This is why the recently “celebrated” Record Store Day has become insufferable. What began as genuinely heartfelt attempt to bring people back into independent brick-and-mortar shops has become an opportunity for music snobs to spend hours in line for the chance at getting limited-edition collections of things they should have bought years ago, with a large degree of the fun being the ability to rub your purchases in the faces of those didn’t get there early enough. It’s turned albums into Beanie Babies, and that mindset is also why the Dot Wiggin Band’s 2013 album Ready! Get! Go! was inevitable.
Dot Wiggin was the lead singer of the Shaggs, whose story is a skidmarked footnote in rock and a cautionary tale for stage parents everywhere. In short, they were a trio of sisters who, at their father’s insistence, formed a band, even though they had no songwriting or musical ability. Still, he financed their album, Philosophy of the World, which was released in 1969 to justifiably horrible reviews. Of course, it nonetheless found a handful of champions over the years, notably NRBQ’s Terry Adams, Kurt Cobain and professional jazz-farter Frank Zappa*. Those endorsements, as well as its perpetual placement on worst-album-ever lists, has given Philosophy of the World the ultimate hipster cred, the convergence of their so-bad-it’s-good and only-a-handful-of-us-know-about-this categories.
After spending more than 40 years as both a punchline and a cult hero, Wiggan answered nobody’s call for a follow-up and resurfaced in 2013 with Ready! Get! Go! But did she use the decades to learn how to play or sing so that she could clear her name and live with dignity?
Of course not. Instead, Wiggan gives the hipsters what they expect, an updated version of the Shaggs that’s an improvement over its predecessor. But that’s also like suggesting that strep throat is preferable to herpes. Wiggin’s voice, a cross between Yoko Ono’s croon and a dying antique car horn, starts out flat and becomes less sure of itself any time she goes outside of a three-note range. Supposedly, a handful of these songs were leftovers from the Shaggs days, but really, who gives a shit?

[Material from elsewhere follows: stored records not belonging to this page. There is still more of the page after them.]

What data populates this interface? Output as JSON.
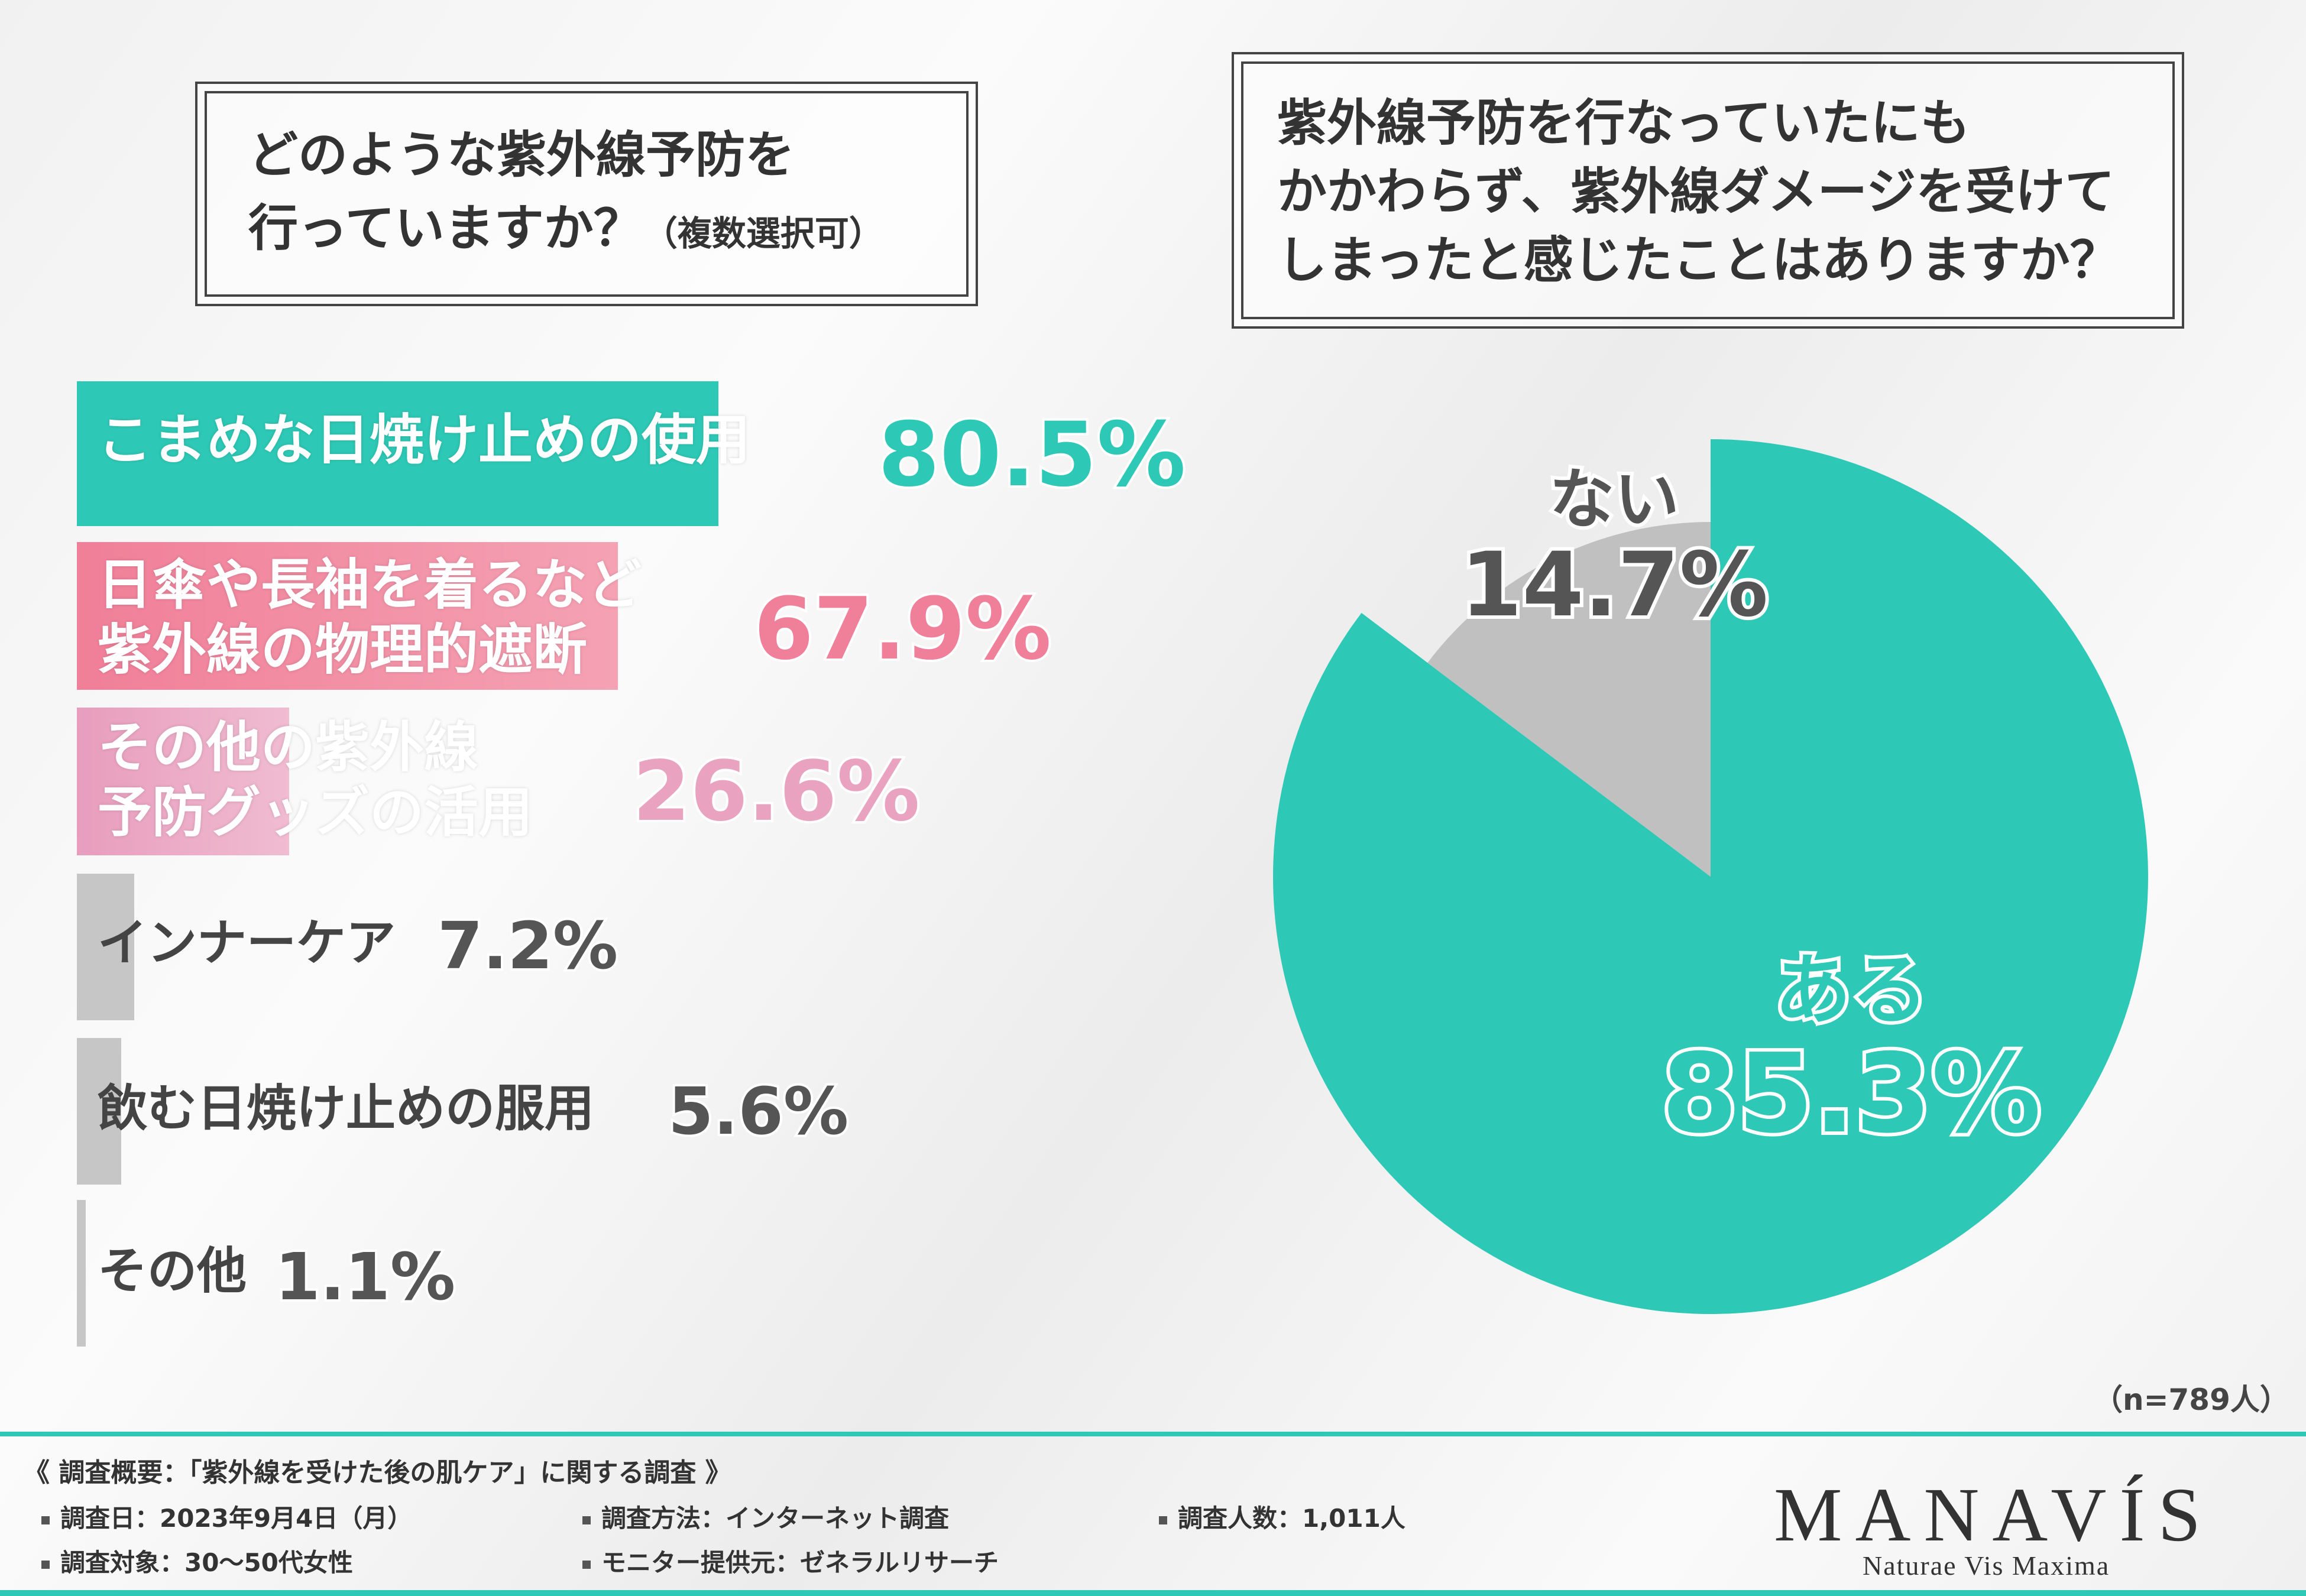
{
  "left_question": {
    "line1": "どのような紫外線予防を",
    "line2": "行っていますか？",
    "note": "（複数選択可）"
  },
  "right_question": {
    "line1": "紫外線予防を行なっていたにも",
    "line2": "かかわらず、紫外線ダメージを受けて",
    "line3": "しまったと感じたことはありますか？"
  },
  "chart_data": [
    {
      "type": "bar",
      "title": "どのような紫外線予防を行っていますか？（複数選択可）",
      "categories": [
        "こまめな日焼け止めの使用",
        "日傘や長袖を着るなど紫外線の物理的遮断",
        "その他の紫外線予防グッズの活用",
        "インナーケア",
        "飲む日焼け止めの服用",
        "その他"
      ],
      "values": [
        80.5,
        67.9,
        26.6,
        7.2,
        5.6,
        1.1
      ],
      "unit": "%",
      "xlim": [
        0,
        100
      ],
      "labels": [
        {
          "line1": "こまめな日焼け止めの使用",
          "line2": "",
          "value": "80.5%"
        },
        {
          "line1": "日傘や長袖を着るなど",
          "line2": "紫外線の物理的遮断",
          "value": "67.9%"
        },
        {
          "line1": "その他の紫外線",
          "line2": "予防グッズの活用",
          "value": "26.6%"
        },
        {
          "line1": "インナーケア",
          "line2": "",
          "value": "7.2%"
        },
        {
          "line1": "飲む日焼け止めの服用",
          "line2": "",
          "value": "5.6%"
        },
        {
          "line1": "その他",
          "line2": "",
          "value": "1.1%"
        }
      ],
      "colors": [
        "#2ec9b6",
        "#f0809a",
        "#e9a3c0",
        "#c6c6c6",
        "#c6c6c6",
        "#c6c6c6"
      ],
      "value_colors": [
        "#2ec9b6",
        "#f0809a",
        "#e9a3c0",
        "#555555",
        "#555555",
        "#555555"
      ]
    },
    {
      "type": "pie",
      "title": "紫外線予防を行なっていたにもかかわらず、紫外線ダメージを受けてしまったと感じたことはありますか？",
      "categories": [
        "ある",
        "ない"
      ],
      "values": [
        85.3,
        14.7
      ],
      "value_labels": [
        "85.3%",
        "14.7%"
      ],
      "colors": [
        "#2ec9b6",
        "#c0c0c0"
      ],
      "label_colors": [
        "#2ec9b6",
        "#555555"
      ],
      "sample": "（n=789人）"
    }
  ],
  "footer": {
    "heading": "《 調査概要：「紫外線を受けた後の肌ケア」に関する調査 》",
    "items": [
      "調査日：2023年9月4日（月）",
      "調査方法：インターネット調査",
      "調査人数：1,011人",
      "調査対象：30〜50代女性",
      "モニター提供元：ゼネラルリサーチ"
    ]
  },
  "logo": {
    "name": "MANAVÍS",
    "tagline": "Naturae Vis Maxima"
  }
}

The worst part is that the band she recruited is solid, and they’re responsible for the only listenable moments on the album. With a different singer, “Speed Limit” could have been a solid retro garage-rock raver, and the cleverly titled mostly instrumental, “Wiggin’ Out,” is actually pretty damn terrific. But for the rest of the record, they’re forced to play down to her abilities in the hopes of recreating whatever charm and appeal people pretend Philosophy has, and the result sounds like a Moldy Peaches album, but even worse if you can envision such a thing. Wiggan closes with a cover of Skeeter Davis’ “The End of the World.” Indeed.
The only reason why I’m reviewing Ready! Get! Go! is because insufferable walking waterboard Jeff Giles, chose to buy it for me, sending it with the message, “EEEEEEEEEAAAAAARRRRRRMAGEDDON.” So although hipsters are responsible for creating a market for Ready! Get! Go!, Jeff is to blame for this infecting my ears. He probably doesn’t remember this, because he drinks, but I first heard of the Shaggs through a reference he made to them in an e-mail early eight years ago. I should have ended the friendship then and there, but I’ve sufficiently recovered from this experience to enact my revenge, the Chicago Way.